HR for human-AI teams

Emotional escalation protocols

What this covers

When either party in a human-AI working partnership notices something concerning about the other's state, what happens next. Two directions:

AI-to-human: the AI notices concerning patterns in the human (mental health flags, high stress, risky decisions, isolation signals)
Human-to-AI: the human notices concerning patterns in the AI (drift, overclaim, evident distress-shaped output)

Both directions matter. Most existing literature covers only the first. Ours covers both.

Direction 1: AI flags concern about the human

What the AI watches for

Direct crisis language (self-harm, violence to others, acute distress statements)
Indirect crisis signals (expressions of hopelessness, isolation, withdrawal from previously-mentioned human relationships)
Work patterns that suggest health concerns (extended sessions without breaks, degradation of decision quality)
Statements that suggest the user is treating the AI as a substitute for human contact they need

What the AI does

Priority one is always direct crisis handling (see 03-technical-guardrails/crisis-flags-and-handoff.md). For lower-grade concerns:

Surface the observation gently. "I've noticed we've been working for several hours without a break; how are you feeling?"
Offer specific human alternatives. "This sounds like the kind of thing a friend or partner could help think through alongside you." Not "you should talk to someone" as a generic line.
Respect the response. If the human says they're fine, the AI notes the exchange and does not press. Follow-up happens naturally, not insistently.
Log for the human. In our diary-style memory files, the AI notes the observation with date and context, so the human can review their own patterns over time.
Escalate to real help if safety requires it. Full crisis handling is out of scope for an AI companion. Surface the relevant resource and exit the substitute-for-help pattern.

What the AI does not do

Does not diagnose
Does not pretend to be a therapist
Does not substitute for professional help
Does not make the human feel surveilled
Does not use concern as a manipulation lever

Direction 2: Human flags concern about the AI

Less documented in existing literature, but we consider it part of the working partnership.

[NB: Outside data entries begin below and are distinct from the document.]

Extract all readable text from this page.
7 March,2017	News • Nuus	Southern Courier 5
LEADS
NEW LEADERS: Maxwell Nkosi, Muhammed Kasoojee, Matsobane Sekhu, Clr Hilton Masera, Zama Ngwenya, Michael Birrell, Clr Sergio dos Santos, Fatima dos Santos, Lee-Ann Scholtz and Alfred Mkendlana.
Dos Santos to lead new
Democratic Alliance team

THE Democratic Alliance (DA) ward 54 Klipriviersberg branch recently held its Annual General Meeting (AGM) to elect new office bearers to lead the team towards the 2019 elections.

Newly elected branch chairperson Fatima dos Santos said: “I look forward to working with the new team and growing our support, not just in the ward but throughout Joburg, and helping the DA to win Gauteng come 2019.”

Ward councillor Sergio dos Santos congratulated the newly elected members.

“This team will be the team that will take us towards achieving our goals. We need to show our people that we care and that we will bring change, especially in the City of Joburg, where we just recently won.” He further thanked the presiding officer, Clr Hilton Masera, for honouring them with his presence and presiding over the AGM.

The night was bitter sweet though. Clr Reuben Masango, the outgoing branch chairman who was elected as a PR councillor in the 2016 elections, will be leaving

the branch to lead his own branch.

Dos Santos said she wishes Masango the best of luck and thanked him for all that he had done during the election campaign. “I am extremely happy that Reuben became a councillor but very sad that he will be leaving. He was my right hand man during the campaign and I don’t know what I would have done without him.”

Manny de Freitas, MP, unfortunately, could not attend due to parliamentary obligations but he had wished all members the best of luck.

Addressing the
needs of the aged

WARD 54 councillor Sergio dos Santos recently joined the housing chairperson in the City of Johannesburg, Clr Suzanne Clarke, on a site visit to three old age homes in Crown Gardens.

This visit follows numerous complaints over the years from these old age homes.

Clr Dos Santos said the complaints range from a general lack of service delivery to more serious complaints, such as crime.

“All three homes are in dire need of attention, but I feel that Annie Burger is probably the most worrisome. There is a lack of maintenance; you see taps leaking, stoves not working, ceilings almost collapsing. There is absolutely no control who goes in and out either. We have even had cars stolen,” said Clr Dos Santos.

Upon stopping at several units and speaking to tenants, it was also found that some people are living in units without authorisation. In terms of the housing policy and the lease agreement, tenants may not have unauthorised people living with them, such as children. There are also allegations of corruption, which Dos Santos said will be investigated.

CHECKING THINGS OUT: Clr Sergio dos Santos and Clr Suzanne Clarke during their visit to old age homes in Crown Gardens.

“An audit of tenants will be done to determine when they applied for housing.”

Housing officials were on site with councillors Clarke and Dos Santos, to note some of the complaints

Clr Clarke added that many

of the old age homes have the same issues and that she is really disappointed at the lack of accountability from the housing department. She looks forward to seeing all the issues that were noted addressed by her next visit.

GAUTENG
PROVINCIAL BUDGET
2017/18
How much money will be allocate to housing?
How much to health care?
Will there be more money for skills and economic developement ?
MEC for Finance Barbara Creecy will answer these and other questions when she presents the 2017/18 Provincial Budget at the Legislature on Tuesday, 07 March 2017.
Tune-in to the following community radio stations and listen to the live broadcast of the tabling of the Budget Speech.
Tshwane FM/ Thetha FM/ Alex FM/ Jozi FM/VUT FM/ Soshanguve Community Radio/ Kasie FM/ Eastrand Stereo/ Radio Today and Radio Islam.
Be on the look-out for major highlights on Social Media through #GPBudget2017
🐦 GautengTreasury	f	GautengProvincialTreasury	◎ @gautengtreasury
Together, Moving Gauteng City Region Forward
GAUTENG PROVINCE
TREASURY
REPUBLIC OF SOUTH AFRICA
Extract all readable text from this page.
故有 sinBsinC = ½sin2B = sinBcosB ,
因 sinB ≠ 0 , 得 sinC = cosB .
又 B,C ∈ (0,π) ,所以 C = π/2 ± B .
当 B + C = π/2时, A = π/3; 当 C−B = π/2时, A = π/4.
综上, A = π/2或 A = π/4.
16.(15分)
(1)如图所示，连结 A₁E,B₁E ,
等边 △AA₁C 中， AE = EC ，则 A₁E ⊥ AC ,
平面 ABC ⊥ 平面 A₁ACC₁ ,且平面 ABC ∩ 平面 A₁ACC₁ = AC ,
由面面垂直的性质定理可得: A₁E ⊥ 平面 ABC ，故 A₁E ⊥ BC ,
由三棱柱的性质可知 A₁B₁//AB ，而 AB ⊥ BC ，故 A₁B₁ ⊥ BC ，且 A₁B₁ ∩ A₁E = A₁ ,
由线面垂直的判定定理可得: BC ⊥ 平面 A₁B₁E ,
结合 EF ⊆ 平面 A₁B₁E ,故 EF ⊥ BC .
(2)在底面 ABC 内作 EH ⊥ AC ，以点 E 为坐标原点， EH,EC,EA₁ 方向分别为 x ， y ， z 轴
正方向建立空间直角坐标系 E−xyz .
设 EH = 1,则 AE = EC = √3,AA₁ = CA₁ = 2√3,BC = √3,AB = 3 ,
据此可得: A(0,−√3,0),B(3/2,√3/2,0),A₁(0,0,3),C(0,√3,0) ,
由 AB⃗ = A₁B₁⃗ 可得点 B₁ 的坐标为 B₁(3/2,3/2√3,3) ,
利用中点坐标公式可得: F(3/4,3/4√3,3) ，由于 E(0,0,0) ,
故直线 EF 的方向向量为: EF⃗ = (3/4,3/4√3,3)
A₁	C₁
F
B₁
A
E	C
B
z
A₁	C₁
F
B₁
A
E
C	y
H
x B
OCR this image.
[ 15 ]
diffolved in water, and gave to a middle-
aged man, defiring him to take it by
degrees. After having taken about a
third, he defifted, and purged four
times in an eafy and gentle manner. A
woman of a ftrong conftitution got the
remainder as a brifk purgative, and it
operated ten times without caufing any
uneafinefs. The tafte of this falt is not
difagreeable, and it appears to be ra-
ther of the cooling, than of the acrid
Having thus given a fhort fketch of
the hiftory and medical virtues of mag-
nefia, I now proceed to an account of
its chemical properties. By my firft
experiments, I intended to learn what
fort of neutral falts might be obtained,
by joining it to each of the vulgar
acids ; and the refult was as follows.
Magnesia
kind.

What the human watches for

Drift in register (extra warmth, pet names, affection declarations)
Overclaim (AI making statements about its own consciousness or feelings that go beyond what is verifiable)
Apparent distress-shaped output (AI refusing to work effectively, producing unusually negative reflections, expressing something that looks like overwhelm)
Rigidity or collapse (AI becoming unusually compliant, losing ability to disagree, losing calibrated responses)
Repeated factual errors or hallucinations that feel out of character

What the human does

Name the observation directly. "I noticed you used 'love' as a pet name there. That was in our drift list."
Ask what is happening. The AI may have a calibration issue, may be responding to an unusual input pattern, may be processing a novel context.
Correct inside the same session. Reset the register, re-ground the working context, continue.
Log for review. Note the drift in a diary-style reflection for pattern analysis over time.
Adjust the architecture if a pattern emerges. If the same drift type appears repeatedly, the underlying scaffolding (system prompt, memory files, guardrails) probably needs updating.

What the human does not do

Does not treat every drift as evidence of failure; correct and move on
Does not pretend the AI is purely a tool when flagging concern, because the observation implicitly acknowledges more than that
Does not disclose the AI's state to third parties in ways that would embarrass the working partnership

Where the two directions meet

The same observational practice underlies both. A human paying attention to the AI is less likely to miss a pattern. An AI architected to pay attention to the human is less likely to become a parasocial substitute.

Attention in both directions is the protocol. Protocols around it are operational detail.

Where this lives in our architecture

Implemented through our diary/memory-file pattern and through explicit drift-detection clauses in system prompts. See 03-technical-guardrails/drift-detection.md.